Todos estes pequenos erros podem levar a uma má assimilação da matéria estudada, a um cansaço em excesso (principalmente na altura do exame) que pode afetar a memória, sem esquecer os problemas de saúde normais de uma má alimentação. Por isso é que é importante manter uma boa alimentação nesta época.

Há alguns truques para não engordar durante esta época de exames?

É recomendável um consumo diário de 5 a 6 refeições com intervalos de 3 horas a 3 horas e meia, de modo a prevenir eventuais hipoglicemias e, por consequência, um estado de tonturas ou desmaios, e evitar uma capacidade de raciocínio mais lento. Deste modo, o pequeno-almoço é uma das refeições mais importantes, principalmente no dia de exame, devendo ser composto por hidratos de carbono complexos (pão, bolachas e cereais integrais, entre outros), laticínios e fruta. As refeições principais deverão ser constituídas por hortícolas e frutas, grandes fornecedores de minerais e vitaminas importantes para o estudo.

Antes do exame, sobretudo se este tem uma duração superior a 60 minutos, não esquecer fazer um lanche leve e equilibrado.

Nesta época, convém não exagerar no consumo de gorduras e doces. A digestão destes alimentos é mais lenta, o que faz com que o organismo esteja concentrado no processo de digestão em vez de se concentrar no bom fluxo sanguíneo para o cérebro e transporte de energia para o mesmo, necessário para o estudo. Em caso de nervosismo e de grande dependência do consumo de doces, deve dar-se preferência à ingestão de fruta, doce de fruta (marmelada, morango, abóbora) ou 3 quadradinhos de chocolate preto, no máximo.
O consumo de café e cafeína deve ser ponderado (cerca de 2 a 3 cafés por dia), pois se para alguns tem um efeito calmante, para outros pode conduzir a um estado de excitação, nervosismo e ansiedade.

Fazer algum exercício físico também pode ajudar?

Sim, o melhor é não estar sempre em casa e fazer pequenos intervalos entre as horas de estudo. Os estudantes deverão aproveitar para dar um pequeno passeio ou fazer uma atividade física. Para além de gastar energia, sentir-se-ão mais calmos e as energias acumuladas por nervosismo ou ansiedade serão libertadas.

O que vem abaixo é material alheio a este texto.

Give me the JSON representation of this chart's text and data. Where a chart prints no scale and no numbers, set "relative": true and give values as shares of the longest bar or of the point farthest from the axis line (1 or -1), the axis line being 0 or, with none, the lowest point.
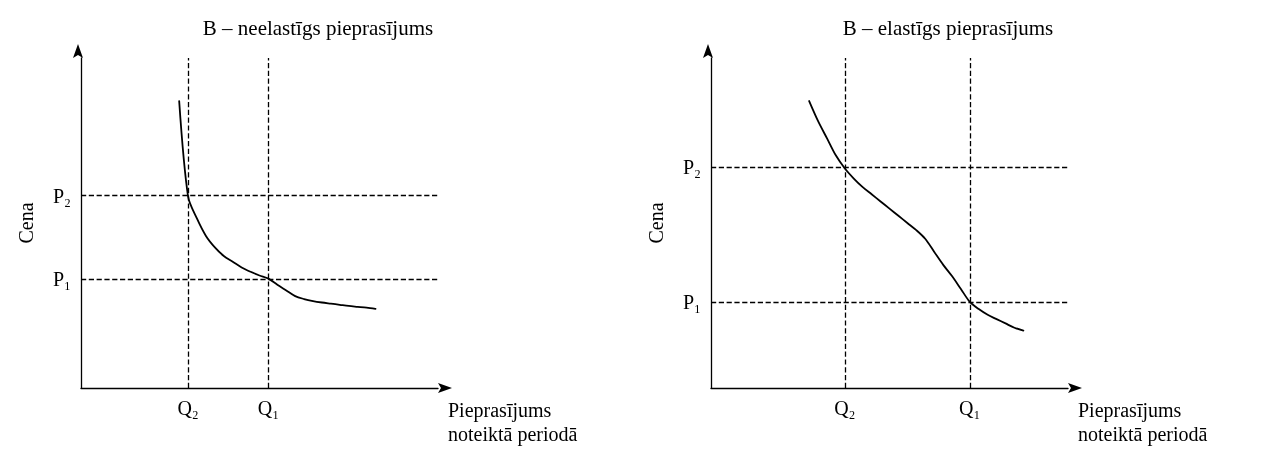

Qual a importância do sono?

Não é por estarmos em época de exames que temos de estar 24 horas a estudar. É verdade que as horas de estudo são maiores, porém não significa que não devemos manter rotinas de vida saudáveis. Em primeiro lugar, as horas de sono são sagradas, sendo importante dormir cerca de 7 a 8 horas, sobretudo se o exame for de manhã. Assim, o cansaço será menor e a capacidade de raciocínio melhor.

Quais são os alimentos mais aconselhados para esta altura (para a memória, o raciocínio, a concentração…)?

Ana Vaz
Ana Vaz sabe bem quais os principais erros em que podem cair estudantes stressados com exames e frequências.

Tal como foi referido anteriormente, as refeições deverão ser ricas em legumes, vegetais, leguminosas e frutas. Estes alimentos irão fornecer vitaminas e minerais essenciais para uma boa capacidade de raciocínio e assimilação da matéria estudada, para além de proporcionarem uma sensação de saciedade e bem-estar. O poder antioxidante de vitaminas como as vitaminas C e E atuam como neuroprotetores. A vitamina B12 e o ácido fólico atuam sobretudo no estado da memória. No que diz respeito às frutas, os alunos poderão optar pelas frescas ou frutos secos e, quanto aos hortícolas poderão consumi-los em cru sob a forma de saladas ou cozidos.
Os hidratos de carbono complexos como o pão, os cereais, o arroz, a massa e a batata, vão ser essenciais para fornecer energia ao organismo sob a forma de amido (sendo convertido pelo corpo em glicose – fonte energética usada pelo cérebro).

Os laticínios, a carne e o peixe são fontes de cálcio, ferro e aminoácidos essenciais como o triptofano e proteínas de alto valor biológico, devendo optar pelas versões mais magras. Os chamados peixes azuis, como o atum e o salmão, são ricos em ómega 3, que, para além da prevenção cardiovascular, proporciona a produção de neurotransmissores responsáveis pelo bem-estar e desenvolvimento cognitivo.